What do beavers in Argentina have to do with river herring in Virginia? Anthropology Assistant Professor Mara Dicenta believes both can help us understand the long-term effects of colonialism on the environment.
Before coming to Williamsburg in fall 2021, Dicenta conducted ethnographic fieldwork related to beavers in Tierra del Fuego in Patagonia, Argentina. The Argentine government introduced Canadian beavers to Tierra del Fuego in 1946 to encourage a fur trade that could help modernize the region and attract more residents. Without predators, the species expanded and has severely damaged native ecosystems.
She is planning to work in Virginia with scientists and Indigenous communities, starting with a project to restore river herring and bring to light traditional ecological knowledge. According to William & Mary’s Virginia Institute of Marine Science, river herring populations have been in dramatic decline since the 1970s due to habitat loss, overfishing and pollution.
“I see many parallels between my research in Tierra del Fuego and my research here,” Dicenta says. “If you think about it in terms of the environment, both areas have been marked by water. Here we have huge rivers which flow into the sea. Tierra del Fuego is surrounded by the ocean.”
Both places also have ties to colonialism.
“Tierra del Fuego became an international trade port,” Dicenta says. “Here, we have Jamestown and Williamsburg as key Colonial enterprises. Colonial commerce marked the histories of those who lived in these lands and waters before.”
In Virginia, Dicenta is beginning to work in collaboration with the Rappahannock Tribe and the Smithsonian Institution on the restoration of river herring, integrating the tribe’s oral histories and current practices regarding rivers, aquatic life and fishing.
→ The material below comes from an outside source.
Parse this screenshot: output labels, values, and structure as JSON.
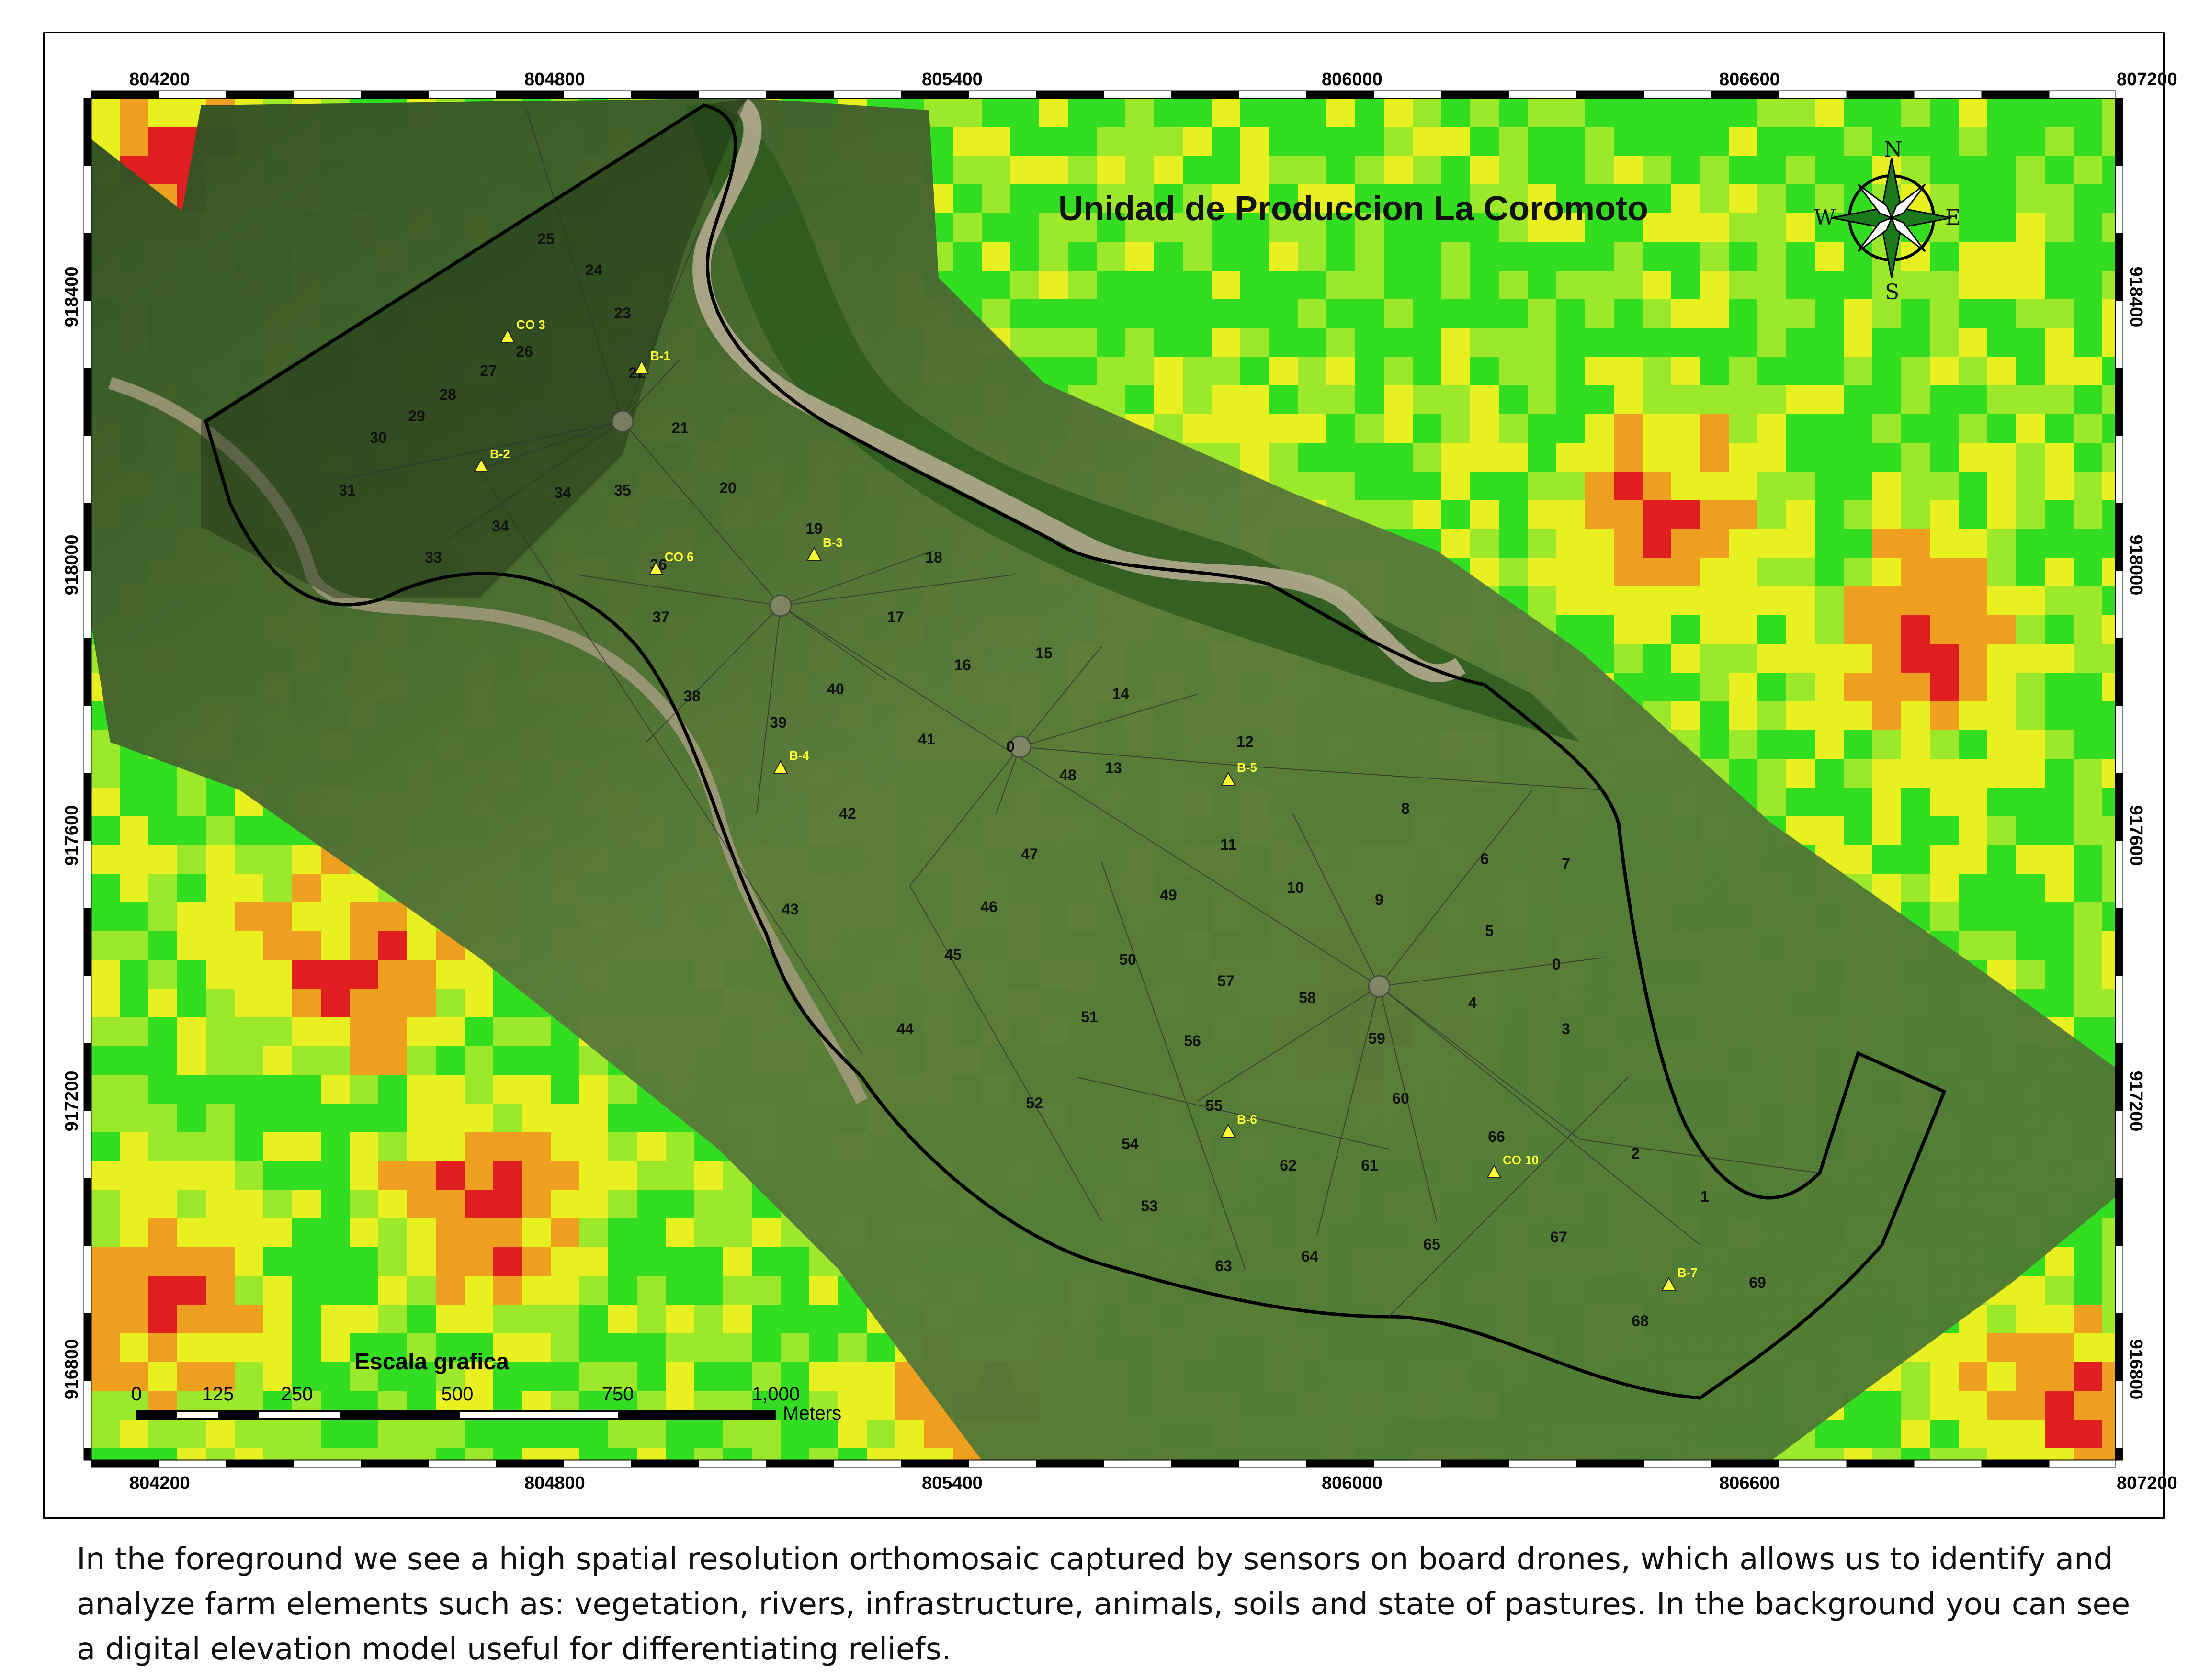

In Tierra del Fuego, Dicenta is working with Indigenous communities to guarantee their right to be consulted before implementing conservation projects.
Undergraduate students will be involved in her research through the Conservation Research Program housed in William & Mary’s new Institute for Integrative Conservation (IIC). The IIC opened in 2020 with the mission of research and education to help solve the world’s most pressing conservation challenges.
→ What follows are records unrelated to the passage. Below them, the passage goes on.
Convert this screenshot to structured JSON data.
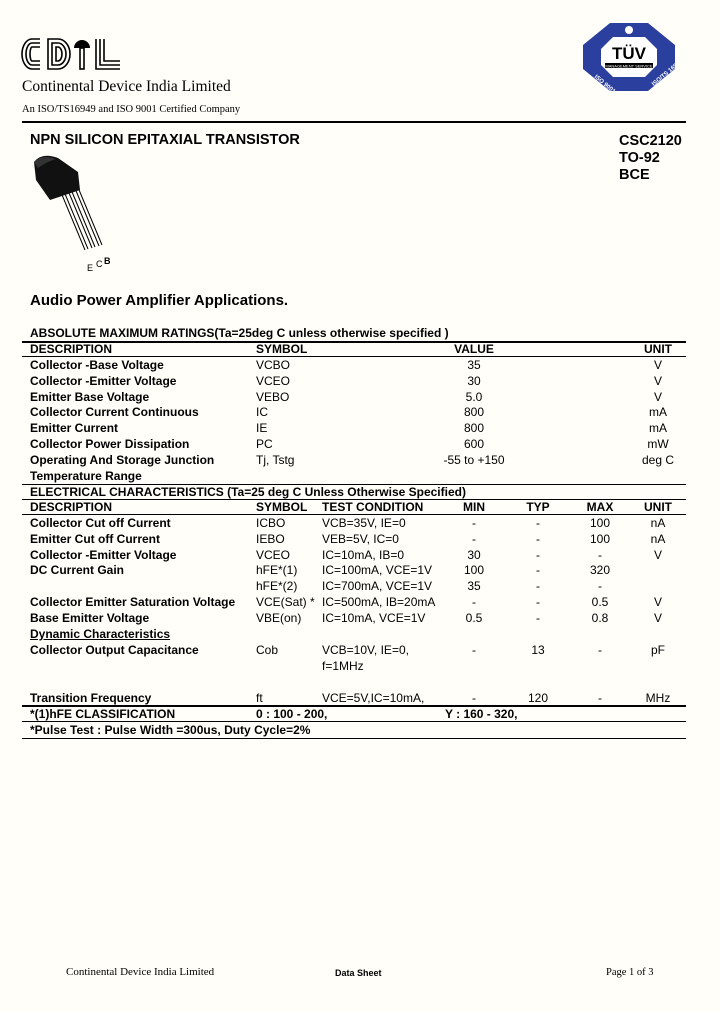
{
  "header": {
    "logo_text": "CDIL",
    "company": "Continental Device India Limited",
    "certification": "An ISO/TS16949 and ISO 9001 Certified Company",
    "tuv_badge": {
      "title": "TÜV",
      "subtitle": "MANAGEMENT SERVICE",
      "left": "ISO 9001",
      "right": "ISO/TS 16949",
      "color": "#2b3f9e"
    }
  },
  "product": {
    "title": "NPN SILICON EPITAXIAL TRANSISTOR",
    "part_number": "CSC2120",
    "package": "TO-92",
    "pinout": "BCE",
    "pin_labels": [
      "E",
      "C",
      "B"
    ],
    "application": "Audio Power Amplifier Applications."
  },
  "abs_max": {
    "heading": "ABSOLUTE MAXIMUM RATINGS(Ta=25deg C unless otherwise specified )",
    "columns": [
      "DESCRIPTION",
      "SYMBOL",
      "VALUE",
      "UNIT"
    ],
    "rows": [
      [
        "Collector -Base Voltage",
        "VCBO",
        "35",
        "V"
      ],
      [
        "Collector -Emitter Voltage",
        "VCEO",
        "30",
        "V"
      ],
      [
        "Emitter Base Voltage",
        "VEBO",
        "5.0",
        "V"
      ],
      [
        "Collector Current  Continuous",
        "IC",
        "800",
        "mA"
      ],
      [
        "Emitter Current",
        "IE",
        "800",
        "mA"
      ],
      [
        "Collector Power Dissipation",
        "PC",
        "600",
        "mW"
      ],
      [
        "Operating And Storage Junction",
        "Tj, Tstg",
        "-55 to +150",
        "deg C"
      ],
      [
        "Temperature Range",
        "",
        "",
        ""
      ]
    ]
  },
  "electrical": {
    "heading": "ELECTRICAL CHARACTERISTICS (Ta=25 deg C Unless Otherwise Specified)",
    "columns": [
      "DESCRIPTION",
      "SYMBOL",
      "TEST CONDITION",
      "MIN",
      "TYP",
      "MAX",
      "UNIT"
    ],
    "rows": [
      [
        "Collector Cut off Current",
        "ICBO",
        "VCB=35V, IE=0",
        "-",
        "-",
        "100",
        "nA"
      ],
      [
        "Emitter Cut off Current",
        "IEBO",
        "VEB=5V, IC=0",
        "-",
        "-",
        "100",
        "nA"
      ],
      [
        "Collector -Emitter Voltage",
        "VCEO",
        "IC=10mA,  IB=0",
        "30",
        "-",
        "-",
        "V"
      ],
      [
        "DC Current Gain",
        "hFE*(1)",
        "IC=100mA, VCE=1V",
        "100",
        "-",
        "320",
        ""
      ],
      [
        "",
        "hFE*(2)",
        "IC=700mA, VCE=1V",
        "35",
        "-",
        "-",
        ""
      ],
      [
        "Collector Emitter Saturation Voltage",
        "VCE(Sat) *",
        "IC=500mA, IB=20mA",
        "-",
        "-",
        "0.5",
        "V"
      ],
      [
        "Base Emitter Voltage",
        "VBE(on)",
        "IC=10mA, VCE=1V",
        "0.5",
        "-",
        "0.8",
        "V"
      ]
    ],
    "dynamic_heading": "Dynamic Characteristics",
    "dynamic_rows": [
      [
        "Collector Output Capacitance",
        "Cob",
        "VCB=10V, IE=0,",
        "-",
        "13",
        "-",
        "pF"
      ],
      [
        "",
        "",
        "f=1MHz",
        "",
        "",
        "",
        ""
      ],
      [
        "Transition Frequency",
        "ft",
        "VCE=5V,IC=10mA,",
        "-",
        "120",
        "-",
        "MHz"
      ]
    ]
  },
  "classification": {
    "label": "*(1)hFE CLASSIFICATION",
    "o": "0 :  100 - 200,",
    "y": "Y : 160 - 320,"
  },
  "pulse_note": "*Pulse Test : Pulse Width =300us, Duty Cycle=2%",
  "footer": {
    "company": "Continental Device India Limited",
    "doc_type": "Data Sheet",
    "page": "Page 1 of 3"
  }
}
“In just a few years, the Institute has created so much. The staff at the IIC come from all different backgrounds, but we all come together to collaborate,” says Dicenta.
John Swaddle, the IIC’s faculty director, says the addition of Dicenta and faculty member Fernando Galeana-Rodriguez has allowed the Institute to launch its new integrative conservation minor. A dozen students have expressed interest in the new minor so far, while about 10 students are expected to declare self-designed conservation majors.
“Mara and Fernando both have years of experience working with Indigenous communities on conservation solutions framed in environmental justice,” Swaddle says. “As emerging leaders in their fields, Mara in anthropology and Fernando in sociology, they are already helping students learn about the crucial connections between people and nature.”
Dicenta, who has Spanish and Argentine heritage, became interested in anthropology in 2007 while she was taking a course on gender and sexuality.
“In this course, I learned that the idea that we have two genders is not the way the rest of the world thinks about things,” she says. “I learned about cultures that had three genders, five genders. It shocked me. I discovered that everything I had assumed could be questioned and I decided then to pursue a B.A. and two master’s degrees in anthropology.” After that, she completed a doctorate in social studies of science.